Claude reads its own source code, writes 17-chapter autopsy
A 477K-line TypeScript codebase dissected by the very model it powers, published in English and Chinese.

What it does This repository hosts a 17-chapter architectural deep-dive into Claude Code v2.1.88 — not the source itself, but a structured engineering analysis written by Claude after reading its own 1,902-file, 477,439-line TypeScript codebase. It covers the query engine, tool system, multi-agent coordination, permission pipelines, context compression, and a dozen other subsystems. The whole thing is bilingual (EN/ZH) and rendered as a searchable GitHub Pages site.
The interesting bit The recursive gimmick is real: the model being analyzed is the author. The README leans into the absurdity (“imagine the AI’s mood”), but the content is straight-faced technical — architecture diagrams, code walkthroughs, and design patterns extracted from a proprietary codebase that had to be reconstructed from source maps by the community.
Key highlights
- 17 chapters mapping every major subsystem, from a 12-step query-engine state machine to a 7-layer permission pipeline
- Core design philosophy: “intelligence lives in the LLM; the scaffold is just a loop” — a
while(true)harness around 42+ tools - Multi-agent “swarm” coordination with three backends (iTerm2, tmux, in-process) and mailbox-based IPC
- Four-tier context compression to squeeze within 200K-token windows
- Terminal UI built on a fork of Ink + React 19, with Vim mode and IDE bridge support
- Bilingual from the ground up, not machine-translated as an afterthought
Caveats
- The actual Claude Code source is not in this repo; analysis is based on community-reconstructed code from source maps (linked but unverified)

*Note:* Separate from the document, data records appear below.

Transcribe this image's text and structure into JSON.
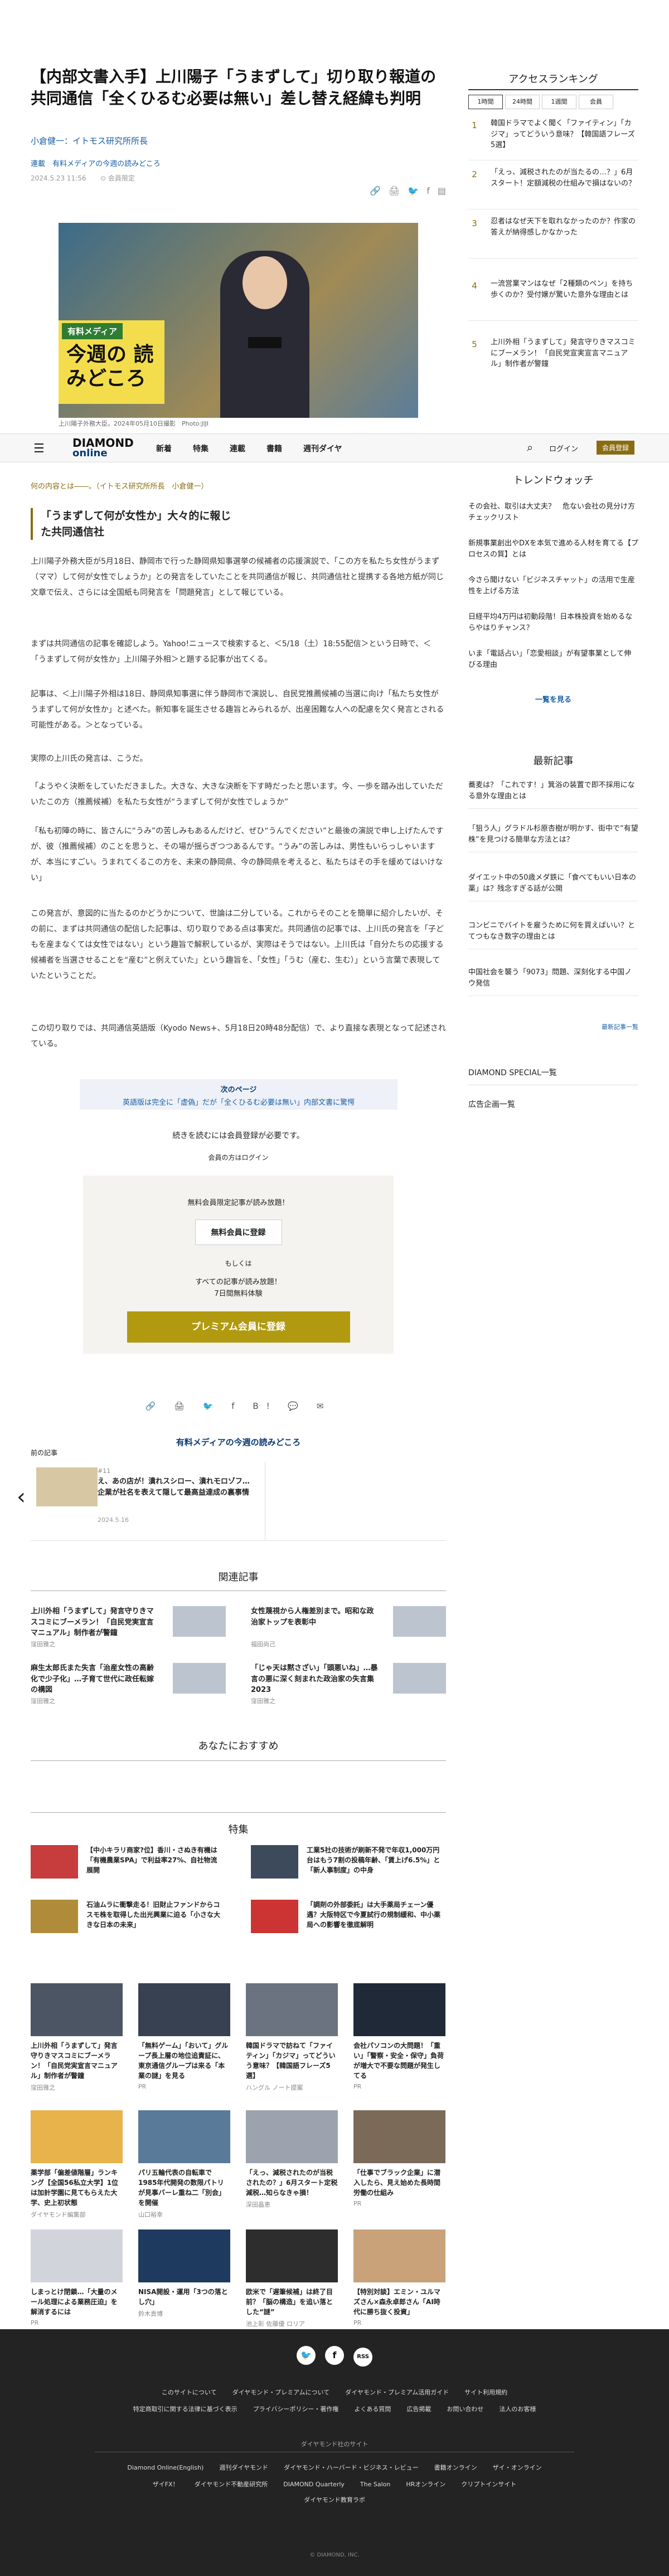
{
  "article": {
    "title": "【内部文書入手】上川陽子「うまずして」切り取り報道の共同通信「全くひるむ必要は無い」差し替え経緯も判明",
    "author": "小倉健一：イトモス研究所所長",
    "series": "連載　有料メディアの今週の読みどころ",
    "date": "2024.5.23 11:56",
    "print": "会員限定",
    "hero_badge_top": "有料メディア",
    "hero_badge_main": "今週の 読みどころ",
    "hero_caption": "上川陽子外務大臣。2024年05月10日撮影　Photo:JIJI",
    "lead_small": "何の内容とは――。（イトモス研究所所長　小倉健一）",
    "subheading": "「うまずして何が女性か」大々的に報じた共同通信社",
    "paragraphs": [
      "上川陽子外務大臣が5月18日、静岡市で行った静岡県知事選挙の候補者の応援演説で、「この方を私たち女性がうまず（ママ）して何が女性でしょうか」との発言をしていたことを共同通信が報じ、共同通信社と提携する各地方紙が同じ文章で伝え、さらには全国紙も同発言を「問題発言」として報じている。",
      "まずは共同通信の記事を確認しよう。Yahoo!ニュースで検索すると、＜5/18（土）18:55配信＞という日時で、＜「うまずして何が女性か」上川陽子外相＞と題する記事が出てくる。",
      "記事は、＜上川陽子外相は18日、静岡県知事選に伴う静岡市で演説し、自民党推薦候補の当選に向け「私たち女性がうまずして何が女性か」と述べた。新知事を誕生させる趣旨とみられるが、出産困難な人への配慮を欠く発言とされる可能性がある。＞となっている。",
      "実際の上川氏の発言は、こうだ。",
      "「ようやく決断をしていただきました。大きな、大きな決断を下す時だったと思います。今、一歩を踏み出していただいたこの方（推薦候補）を私たち女性が“うまずして何が女性でしょうか”",
      "「私も初陣の時に、皆さんに“うみ”の苦しみもあるんだけど、ぜひ“うんでください”と最後の演説で申し上げたんですが、彼（推薦候補）のことを思うと、その場が揺らぎつつあるんです。“うみ”の苦しみは、男性もいらっしゃいますが、本当にすごい。うまれてくるこの方を、未来の静岡県、今の静岡県を考えると、私たちはその手を緩めてはいけない」",
      "この発言が、意図的に当たるのかどうかについて、世論は二分している。これからそのことを簡単に紹介したいが、その前に、まずは共同通信の配信した記事は、切り取りである点は事実だ。共同通信の記事では、上川氏の発言を「子どもを産まなくては女性ではない」という趣旨で解釈しているが、実際はそうではない。上川氏は「自分たちの応援する候補者を当選させることを“産む”と例えていた」という趣旨を、「女性」「うむ（産む、生む）」という言葉で表現していたということだ。",
      "この切り取りでは、共同通信英語版（Kyodo News+、5月18日20時48分配信）で、より直接な表現となって記述されている。"
    ],
    "next_label": "次のページ",
    "next_title": "英語版は完全に「虚偽」だが「全くひるむ必要は無い」内部文書に驚愕",
    "continue_text": "続きを読むには会員登録が必要です。",
    "login_hint": "会員の方はログイン",
    "reg_title": "無料会員限定記事が読み放題！",
    "reg_free_btn": "無料会員に登録",
    "reg_or": "もしくは",
    "reg_all1": "すべての記事が読み放題！",
    "reg_all2": "7日間無料体験",
    "reg_premium_btn": "プレミアム会員に登録",
    "share_icons": "🔗 🖨 🐦 f B! 💬 ✉",
    "series_link": "有料メディアの今週の読みどころ",
    "prev_label": "前の記事",
    "prev_series": "#11",
    "prev_title": "え、あの店が！潰れスシロー、潰れモロゾフ…企業が社名を表えて隠して最高益達成の裏事情",
    "prev_date": "2024.5.16"
  },
  "nav": {
    "logo_top": "DIAMOND",
    "logo_bottom": "online",
    "items": [
      "新着",
      "特集",
      "連載",
      "書籍",
      "週刊ダイヤ"
    ],
    "login": "ログイン",
    "member": "会員登録"
  },
  "related": {
    "heading": "関連記事",
    "items": [
      {
        "title": "上川外相「うまずして」発言守りきマスコミにブーメラン！「自民党実宣言マニュアル」制作者が警鐘",
        "author": "窪田雅之"
      },
      {
        "title": "女性蔑視から人権差別まで。昭和な政治家トップを表彰中",
        "author": "福田尚己"
      },
      {
        "title": "麻生太郎氏また失言「治産女性の高齢化で少子化」…子育て世代に政任転嫁の構図",
        "author": "窪田雅之"
      },
      {
        "title": "「じゃ天は黙さざい」「頭悪いね」…暴言の悪に深く刻まれた政治家の失言集2023",
        "author": "窪田雅之"
      }
    ]
  },
  "recommend": {
    "heading": "あなたにおすすめ"
  },
  "features": {
    "heading": "特集",
    "items": [
      {
        "title": "【中小キラリ商家?位】香川・さぬき有機は「有機農業SPA」で利益率27%、自社物流展開"
      },
      {
        "title": "工業5社の技術が刷新不発で年収1,000万円台はもう7割の投稿年齢、「賃上げ6.5%」と「新人事制度」の中身"
      },
      {
        "title": "石油ムラに衝撃走る！旧財止ファンドからコスモ株を取得した出光興業に迫る「小さな大きな日本の未来」"
      },
      {
        "title": "「調剤の外部委託」は大手薬局チェーン優遇？大阪特区で今夏試行の規制緩和、中小薬局への影響を徹底解明"
      }
    ]
  },
  "cards": [
    {
      "title": "上川外相「うまずして」発言守りきマスコミにブーメラン！「自民党実宣言マニュアル」制作者が警鐘",
      "author": "窪田雅之"
    },
    {
      "title": "「無料ゲーム」「おいて」グループ長上層の地位追責証に、東京通信グループは来る「本業の謎」を見る",
      "author": "PR"
    },
    {
      "title": "韓国ドラマで訪ねて「ファイティン」「カジマ」ってどういう意味？【韓国語フレーズ5選】",
      "author": "ハングル ノート提案"
    },
    {
      "title": "会社パソコンの大問題！「重い」「警察・安全・保守」負荷が増大で不要な問題が発生してる",
      "author": "PR"
    },
    {
      "title": "薬学部「偏差値階層」ランキング【全国56私立大学】1位は加計学園に見てもらえた大学、史上初状態",
      "author": "ダイヤモンド編集部"
    },
    {
      "title": "パリ五輪代表の自転車で1985年代開発の数限パトリが見事バーレ重ね二「別会」を開催",
      "author": "山口裕幸"
    },
    {
      "title": "「えっ、減税されたのが当税されたの？」6月スタート定税減税…知らなきゃ損！",
      "author": "深田晶恵"
    },
    {
      "title": "「仕事でブラック企業」に潜入したら、見え始めた長時間労働の仕組み",
      "author": "PR"
    },
    {
      "title": "しまっとけ閉鎖…「大量のメール処理による業務圧迫」を解消するには",
      "author": "PR"
    },
    {
      "title": "NISA開設・運用「3つの落とし穴」",
      "author": "鈴木貴博"
    },
    {
      "title": "欧米で「遅筆候補」は終了目前？「脳の構造」を追い落とした“謎”",
      "author": "池上彰 佐藤優 ロリア"
    },
    {
      "title": "【特別対談】エミン・ユルマズさん×森永卓郎さん「AI時代に勝ち抜く投資」",
      "author": "PR"
    }
  ],
  "sidebar": {
    "ranking_heading": "アクセスランキング",
    "tabs": [
      "1時間",
      "24時間",
      "1週間",
      "会員"
    ],
    "ranking": [
      "韓国ドラマでよく聞く「ファイティン」「カジマ」ってどういう意味？【韓国語フレーズ5選】",
      "「えっ、減税されたのが当たるの…？」6月スタート！定額減税の仕組みで損はないの？",
      "忍者はなぜ天下を取れなかったのか？作家の答えが納得感しかなかった",
      "一流営業マンはなぜ「2種類のペン」を持ち歩くのか？受付嬢が驚いた意外な理由とは",
      "上川外相「うまずして」発言守りきマスコミにブーメラン！「自民党宣実宣言マニュアル」制作者が警鐘"
    ],
    "trend_heading": "トレンドウォッチ",
    "trends": [
      "その会社、取引は大丈夫？　危ない会社の見分け方チェックリスト",
      "新規事業創出やDXを本気で進める人材を育てる【プロセスの質】とは",
      "今さら聞けない「ビジネスチャット」の活用で生産性を上げる方法",
      "日経平均4万円は初動段階！日本株投資を始めるならやはりチャンス？",
      "いま「電話占い」「恋愛相談」が有望事業として伸びる理由"
    ],
    "trend_more": "一覧を見る",
    "latest_heading": "最新記事",
    "latest": [
      "蕎麦は？「これです！」箕浴の装置で即不採用になる意外な理由とは",
      "「狙う人」グラドル杉原杏樹が明かす、街中で“有望株”を見つける簡単な方法とは？",
      "ダイエット中の50歳メダ鉄に「食べてもいい日本の薬」は？残念すぎる話が公開",
      "コンビニでバイトを雇うために何を買えばいい？とてつもなき数字の理由とは",
      "中国社会を襲う「9073」問題、深刻化する中国ノウ発信"
    ],
    "latest_more": "最新記事一覧",
    "special": "DIAMOND SPECIAL一覧",
    "ads": "広告企画一覧"
  },
  "footer": {
    "social": [
      "🐦",
      "f",
      "RSS"
    ],
    "row1": [
      "このサイトについて",
      "ダイヤモンド・プレミアムについて",
      "ダイヤモンド・プレミアム活用ガイド",
      "サイト利用規約"
    ],
    "row2": [
      "特定商取引に関する法律に基づく表示",
      "プライバシーポリシー・著作権",
      "よくある質問",
      "広告掲載",
      "お問い合わせ",
      "法人のお客様"
    ],
    "group": "ダイヤモンド社のサイト",
    "row3": [
      "Diamond Online(English)",
      "週刊ダイヤモンド",
      "ダイヤモンド・ハーバード・ビジネス・レビュー",
      "書籍オンライン",
      "ザイ・オンライン"
    ],
    "row4": [
      "ザイFX！",
      "ダイヤモンド不動産研究所",
      "DIAMOND Quarterly",
      "The Salon",
      "HRオンライン",
      "クリプトインサイト"
    ],
    "row5": [
      "ダイヤモンド教育ラボ"
    ],
    "copyright": "© DIAMOND, INC."
  },
  "colors": {
    "gold": "#8a6d11",
    "navy": "#0a3a72",
    "premium": "#b19a10"
  }
}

- Some chapter line-count claims (e.g. “1.88万行代码” for the plugin system) describe the analyzed codebase, not the analysis document itself — easy to misread
- “Undercover mode” and “remote kill switch” are mentioned in chapter 17 but not detailed in the README; the telemetry discussion may raise eyebrows without the full text
Verdict Worth your time if you’re building agentic tools, wrestling with context windows, or curious how a production LLM client orchestrates 42 tools without collapsing into spaghetti. Skip it if you need runnable code — this is documentation, not a fork.